David Bowie defendia-a enquanto “o futuro da música”; David Grohl considera-a como “uma réstia de esperança dentro do universo pop”. Em 2013, quando lançou o estreante Pure Heroine, a neozelandesa Ella Yelich-O’Connor, mais conhecida como Lorde, veio revolucionar a música pop com a honestidade presente na sua abordagem sombria e eletrizante.
Para além da audácia na sua sonoridade, a (aí) adolescente também impressionava na componente lírica das suas canções, com uma escrita deveras madura para alguém de tão tenra, abordando assuntos de teor juvenil, como questão de existencialismo, capazes de suscitar a reflexões bem ponderadas através das mensagens de cada canção. Com apenas um disco, Lorde tornou-se numa das artistas mais badaladas da sua geração, assim como detentora de um dos maiores índices de potencial que a pop da nova década acolhera.

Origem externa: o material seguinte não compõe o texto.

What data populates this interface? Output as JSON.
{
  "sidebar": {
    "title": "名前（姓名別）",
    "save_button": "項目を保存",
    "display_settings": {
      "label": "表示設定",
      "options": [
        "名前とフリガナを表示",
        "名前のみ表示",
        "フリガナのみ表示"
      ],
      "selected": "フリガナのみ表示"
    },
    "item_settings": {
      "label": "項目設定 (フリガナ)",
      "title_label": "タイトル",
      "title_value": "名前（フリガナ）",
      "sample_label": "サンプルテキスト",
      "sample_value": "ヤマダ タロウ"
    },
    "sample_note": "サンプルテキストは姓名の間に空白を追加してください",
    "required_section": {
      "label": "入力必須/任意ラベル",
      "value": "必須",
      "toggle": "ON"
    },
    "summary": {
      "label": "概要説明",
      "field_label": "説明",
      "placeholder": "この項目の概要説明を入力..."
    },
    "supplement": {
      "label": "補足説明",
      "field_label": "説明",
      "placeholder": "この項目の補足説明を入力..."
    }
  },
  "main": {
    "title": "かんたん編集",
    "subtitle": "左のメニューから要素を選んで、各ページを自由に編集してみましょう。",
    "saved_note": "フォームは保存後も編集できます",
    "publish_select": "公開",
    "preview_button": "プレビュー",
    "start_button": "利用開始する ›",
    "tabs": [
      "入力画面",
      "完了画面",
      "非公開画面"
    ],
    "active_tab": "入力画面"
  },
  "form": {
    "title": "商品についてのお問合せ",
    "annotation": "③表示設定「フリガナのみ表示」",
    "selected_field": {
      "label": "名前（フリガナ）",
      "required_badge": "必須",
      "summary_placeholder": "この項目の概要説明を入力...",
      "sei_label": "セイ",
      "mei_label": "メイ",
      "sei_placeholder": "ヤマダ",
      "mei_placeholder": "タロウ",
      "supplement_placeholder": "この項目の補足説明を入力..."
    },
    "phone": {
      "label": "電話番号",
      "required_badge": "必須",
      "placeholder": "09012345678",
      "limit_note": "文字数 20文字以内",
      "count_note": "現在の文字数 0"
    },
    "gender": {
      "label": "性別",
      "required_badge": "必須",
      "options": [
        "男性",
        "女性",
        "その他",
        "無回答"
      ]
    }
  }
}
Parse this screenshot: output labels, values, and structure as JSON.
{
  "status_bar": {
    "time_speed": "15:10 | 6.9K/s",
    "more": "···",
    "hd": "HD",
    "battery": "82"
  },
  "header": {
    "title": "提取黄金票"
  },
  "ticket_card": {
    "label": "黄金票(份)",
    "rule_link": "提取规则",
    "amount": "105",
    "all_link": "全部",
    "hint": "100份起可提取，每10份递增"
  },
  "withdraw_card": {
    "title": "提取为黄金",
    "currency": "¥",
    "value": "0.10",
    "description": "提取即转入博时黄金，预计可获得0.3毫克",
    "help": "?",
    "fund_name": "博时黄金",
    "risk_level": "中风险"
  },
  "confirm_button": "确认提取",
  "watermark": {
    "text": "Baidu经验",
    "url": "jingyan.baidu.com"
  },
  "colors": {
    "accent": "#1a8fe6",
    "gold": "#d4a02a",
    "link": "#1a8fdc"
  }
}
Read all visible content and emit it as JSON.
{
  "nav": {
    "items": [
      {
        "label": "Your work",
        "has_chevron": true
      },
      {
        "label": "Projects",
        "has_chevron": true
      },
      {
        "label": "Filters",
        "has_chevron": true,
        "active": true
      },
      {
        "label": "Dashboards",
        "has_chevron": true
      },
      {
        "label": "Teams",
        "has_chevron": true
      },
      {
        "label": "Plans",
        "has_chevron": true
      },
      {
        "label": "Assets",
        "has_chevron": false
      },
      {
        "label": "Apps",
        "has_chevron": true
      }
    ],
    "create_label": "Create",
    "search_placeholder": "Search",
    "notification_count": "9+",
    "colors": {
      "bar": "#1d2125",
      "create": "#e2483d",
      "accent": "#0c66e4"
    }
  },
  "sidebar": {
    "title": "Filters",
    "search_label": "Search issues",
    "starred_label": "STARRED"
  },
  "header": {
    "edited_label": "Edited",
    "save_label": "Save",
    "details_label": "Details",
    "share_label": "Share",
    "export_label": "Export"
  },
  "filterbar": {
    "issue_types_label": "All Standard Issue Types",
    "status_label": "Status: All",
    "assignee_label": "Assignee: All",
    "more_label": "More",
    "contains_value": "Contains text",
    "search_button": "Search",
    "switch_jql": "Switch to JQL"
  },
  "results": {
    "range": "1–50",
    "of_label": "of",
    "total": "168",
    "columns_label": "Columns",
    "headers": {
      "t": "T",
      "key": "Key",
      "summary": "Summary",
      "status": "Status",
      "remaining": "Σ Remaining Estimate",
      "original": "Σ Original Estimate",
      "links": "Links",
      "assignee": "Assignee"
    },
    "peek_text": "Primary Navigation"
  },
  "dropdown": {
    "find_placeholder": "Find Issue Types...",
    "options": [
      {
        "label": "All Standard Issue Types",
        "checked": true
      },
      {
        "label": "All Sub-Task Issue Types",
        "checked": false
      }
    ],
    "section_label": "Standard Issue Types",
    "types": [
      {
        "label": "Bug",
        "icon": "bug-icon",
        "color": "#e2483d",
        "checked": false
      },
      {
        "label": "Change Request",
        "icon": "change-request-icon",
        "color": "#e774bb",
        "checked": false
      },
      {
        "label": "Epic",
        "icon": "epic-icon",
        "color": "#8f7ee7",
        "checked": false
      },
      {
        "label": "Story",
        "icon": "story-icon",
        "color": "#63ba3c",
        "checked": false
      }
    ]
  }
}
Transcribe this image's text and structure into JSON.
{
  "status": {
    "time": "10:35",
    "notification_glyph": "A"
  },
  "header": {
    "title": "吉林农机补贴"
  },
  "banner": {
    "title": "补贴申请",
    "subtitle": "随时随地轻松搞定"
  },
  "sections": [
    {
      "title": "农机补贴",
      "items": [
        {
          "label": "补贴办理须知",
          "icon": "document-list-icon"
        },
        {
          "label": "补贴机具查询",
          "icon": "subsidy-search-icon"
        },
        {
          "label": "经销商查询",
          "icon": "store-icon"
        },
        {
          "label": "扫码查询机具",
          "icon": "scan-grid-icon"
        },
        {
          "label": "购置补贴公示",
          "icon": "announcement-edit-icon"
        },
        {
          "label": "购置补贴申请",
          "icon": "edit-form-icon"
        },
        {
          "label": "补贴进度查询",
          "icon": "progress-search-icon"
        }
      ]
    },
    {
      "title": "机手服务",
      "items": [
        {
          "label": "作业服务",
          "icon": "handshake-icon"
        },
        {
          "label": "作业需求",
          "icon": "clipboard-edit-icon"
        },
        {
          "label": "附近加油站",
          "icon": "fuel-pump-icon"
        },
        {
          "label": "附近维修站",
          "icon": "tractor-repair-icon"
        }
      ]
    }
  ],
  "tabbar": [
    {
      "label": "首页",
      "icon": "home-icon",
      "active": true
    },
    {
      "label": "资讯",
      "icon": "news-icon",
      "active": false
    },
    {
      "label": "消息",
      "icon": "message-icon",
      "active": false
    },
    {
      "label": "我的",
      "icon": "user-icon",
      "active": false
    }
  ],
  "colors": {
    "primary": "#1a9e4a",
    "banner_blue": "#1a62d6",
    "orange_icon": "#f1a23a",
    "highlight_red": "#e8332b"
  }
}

Para além dos elogios pela forma como Lorde conseguiu produzir um disco de estreia em que todas as canções conseguissem ter o mesmo impacto de que os popularizados singles, sem entraves pelo meio, a crítica salientou também como é que uma jovem, outrora desconhecida, ousou desafia e revolucionar os estandartes da pop actual, com o seu minimalismo a prevalecer por entre uma cultura genérica e repetitiva. No meio de dezenas de fotocópias musicais, Lorde autoproclamou-se como uma ‘freak’ e mostrou o quão saudável é ser-se diferente.
Rapidamente, o mundo apaixonou-se pela pequena Ella e o papel enquanto artista de culto assentou-lhe que nem uma luva, com “Royals” a tornar-se num dos maiores hits de 2014 e que chegaria mesmo a ser consagrado com o Grammy de ‘Melhor Canção’ nesse mesmo ano. Numa questão de meses, a carreira de Lorde catapultou, ficando a certeza que o seu futuro seria risonho.
Foi em meados de 2017 que Lorde voltou a cair debaixo dos nossos radares quando, depois de uma pausa de quase três anos, vestígios que a artista estaria de regresso aos discos começaram a aparecer. “Green Light”, single de avanço para Melodrama, marcou o regresso de Lorde, agora adulta, às luzes da ribalta com uma poderosa canção ‘post break up’, em que a neozelandesa surpreende ao conciliar uma poderosa mensagem emotiva, uma electropop vibrante e a demonstração de toda a extensão da sua entrega vocal.
Desvendado o véu de como seria o tão aguardado regresso de Lorde, a expectativa para Melodrama era enorme, pairando no ar um desejo subliminar em se querer ser surpreendido novamente por Ella, especialmente tendo em conta a elevada fasquia que a artista tinha deixado com Pure Heroine. E não é que o conseguiu?
Não acusando a pressão em suceder a um disco que se tornou tão acarinhado e estimado, Melodrama trata-se de um disco que ambiciona em superar o seu antecessor em todas as normas e feitios. Para este segundo disco, Ella não se predispôs a repetir a fórmula passada apenas com o intuito de a tornar maior e melhor. Não. Para Melodrama, Ella parte do zero e mesmo assim assina novamente uma fórmula vencedora e rejubilante para quem a ouça.
Constituído por onze temas diferentes, Melodrama gira sobre si próprio para contar a sua história, com cada canção a consistir num capítulo em que uma emoção toma a posição central no mesmo. Aliás, a forma como Lorde consegue transmitir as suas emoções para dentro das suas canções de maneira tão notável leva a que, neste disco, a diversidade entre temas seja muito maior, como se de um passaporte para conhecer todos os pensamentos residentes no estranho mundo de Lorde fosse; sem dúvida, o trabalho mais pessoal de Ella.
Neste novo disco, é também notória a evolução que se verifica a nível da sonoridade negrume característica de Lorde, explorando novos horizontes de forma a recriar o cenário ideal para as mensagens existentes em cada canção, sempre mantendo uma faceta cativante e apreendedora, assim como a música pop assim o exige. Tal como já havia feito anteriormente, Lorde consegue desafiar os limites da pop e levá-los mais além, cimentando a sua posição enquanto uma das artistas mais singelas desta atual geração.
Ella Yelich-O’Connor questiona-se sobre “what the fuck are perfect places anyway?” no final de Melodrama. Depois de uma consagrada passagem pelo Rock in Rio Lisboa, em 2014, algo nos faz querer que Lorde voltará a encontrar essa resposta em Portugal quando, em Junho, subir a palco do NOS Primavera Sound enquanto um dos nomes mais atrativos do festival do Porto.